Cette erreur méthodologique a été définie d’abord dans le cadre du jeu dialectique, qui permet d’éliminer une proposition si elle conduit à une contradiction. Un participant, le Répondant (dit aussi le Proposant), affirme une proposition P et son partenaire, le Questionneur (l’Opposant ), doit l’amener à se contredire, c’est-à-dire à assumer non P. Le Répondant est ainsi logiquement contraint de retirer la thèse qu’il avait posée en début de partie.
Le jeu est défini sur des propositions contradictoires P et non P, l’une seulement des deux propositions est vraie. L’opposant doit se conformer aux règles de la méthode logique afin de réfuter réellement (et non pas en apparence) l’affirmation primitive.

Le concept de mauvaise conception de la réfutation peut être étendu à l’argumentation en général : « Il argumente et ne sait pas argumenter ; il pense qu’il a prouvé ou réfuté quelque chose, alors qu’il n’a pas avancé d’un pas, etc. »
Ce genre de critique souligne les défauts de pertinence interne : l’argument n’étaye pas la conclusion, ou de pertinence externe : la position défendue est à côté de la question débattue.

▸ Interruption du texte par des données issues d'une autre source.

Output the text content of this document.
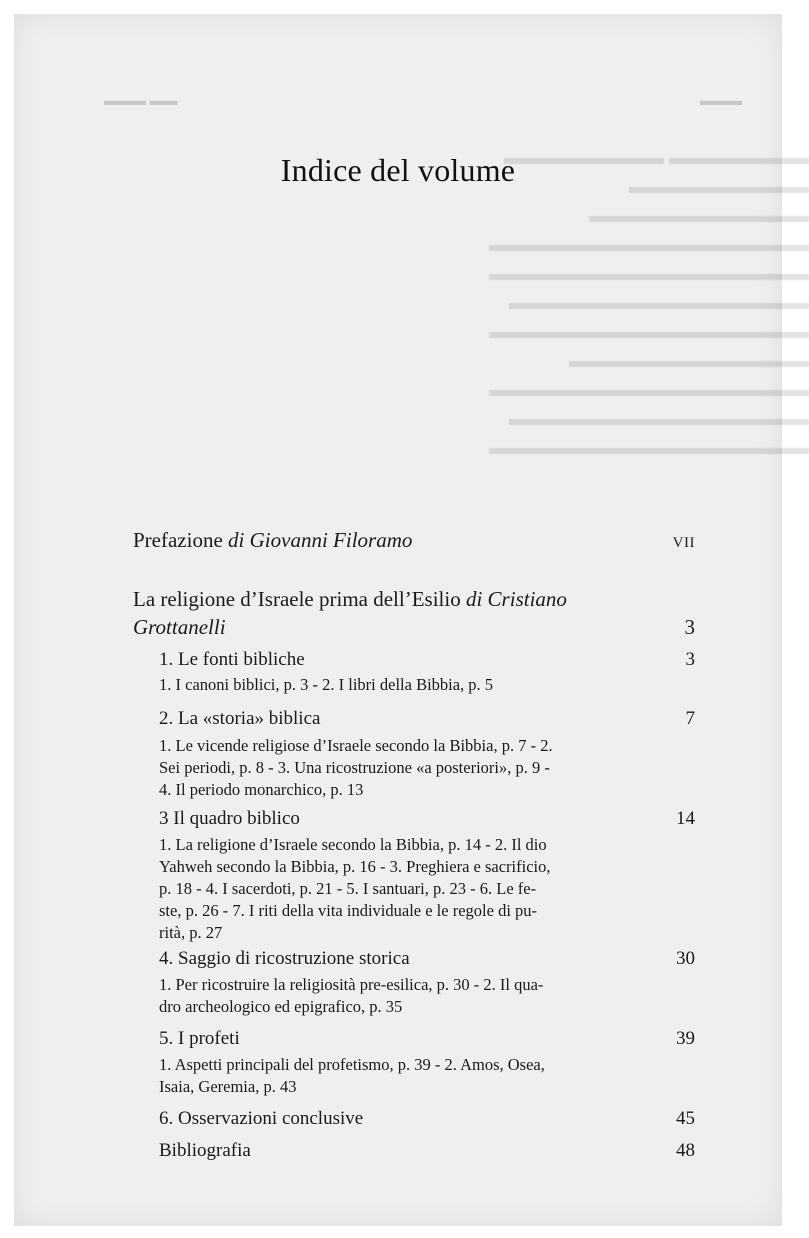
▬▬▬
▬▬ ▬▬▬
▬▬▬▬▬▬▬ ▬▬▬▬▬▬▬▬
▬▬▬▬▬▬▬▬▬
▬▬▬▬▬▬▬▬▬▬▬
▬▬▬▬▬▬▬▬▬▬▬▬▬▬▬▬
▬▬▬▬▬▬▬▬▬▬▬▬▬▬▬▬
▬▬▬▬▬▬▬▬▬▬▬▬▬▬▬
▬▬▬▬▬▬▬▬▬▬▬▬▬▬▬▬
▬▬▬▬▬▬▬▬▬▬▬▬
▬▬▬▬▬▬▬▬▬▬▬▬▬▬▬▬
▬▬▬▬▬▬▬▬▬▬▬▬▬▬▬
▬▬▬▬▬▬▬▬▬▬▬▬▬▬▬▬
Indice del volume
Prefazione di Giovanni Filoramo	VII
La religione d’Israele prima dell’Esilio di Cristiano
Grottanelli	3
1. Le fonti bibliche	3
1. I canoni biblici, p. 3 - 2. I libri della Bibbia, p. 5
2. La «storia» biblica	7
1. Le vicende religiose d’Israele secondo la Bibbia, p. 7 - 2.
Sei periodi, p. 8 - 3. Una ricostruzione «a posteriori», p. 9 -
4. Il periodo monarchico, p. 13
3 Il quadro biblico	14
1. La religione d’Israele secondo la Bibbia, p. 14 - 2. Il dio
Yahweh secondo la Bibbia, p. 16 - 3. Preghiera e sacrificio,
p. 18 - 4. I sacerdoti, p. 21 - 5. I santuari, p. 23 - 6. Le fe-
ste, p. 26 - 7. I riti della vita individuale e le regole di pu-
rità, p. 27
4. Saggio di ricostruzione storica	30
1. Per ricostruire la religiosità pre-esilica, p. 30 - 2. Il qua-
dro archeologico ed epigrafico, p. 35
5. I profeti	39
1. Aspetti principali del profetismo, p. 39 - 2. Amos, Osea,
Isaia, Geremia, p. 43
6. Osservazioni conclusive	45
Bibliografia	48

2. Pertinence interne : l’argument est pertinent pour la conclusion

Dans le cadre d’une partie de dialectique, le Répondant affirme P. Au terme de l’échange, le Questionneur a construit une chaîne de propositions, toutes approuvées par le Répondant, au terme de laquelle il parvient à la proposition non P. Apparemment, il a donc réfuté son adversaire, le Répondant, et gagné la partie.
Pour le Répondant, la première manière de réfuter la réfutation construite par le Questionneur est de montrer les propositions qu’il a admises ne s’enchaînent pas de façon valide pour soutenir cette conclusion non P. Autrement dit, le Répondeur a démontré que la conclusion est certes pertinente pour le débat, mais que les arguments ne sont pas pertinents pour la conclusion.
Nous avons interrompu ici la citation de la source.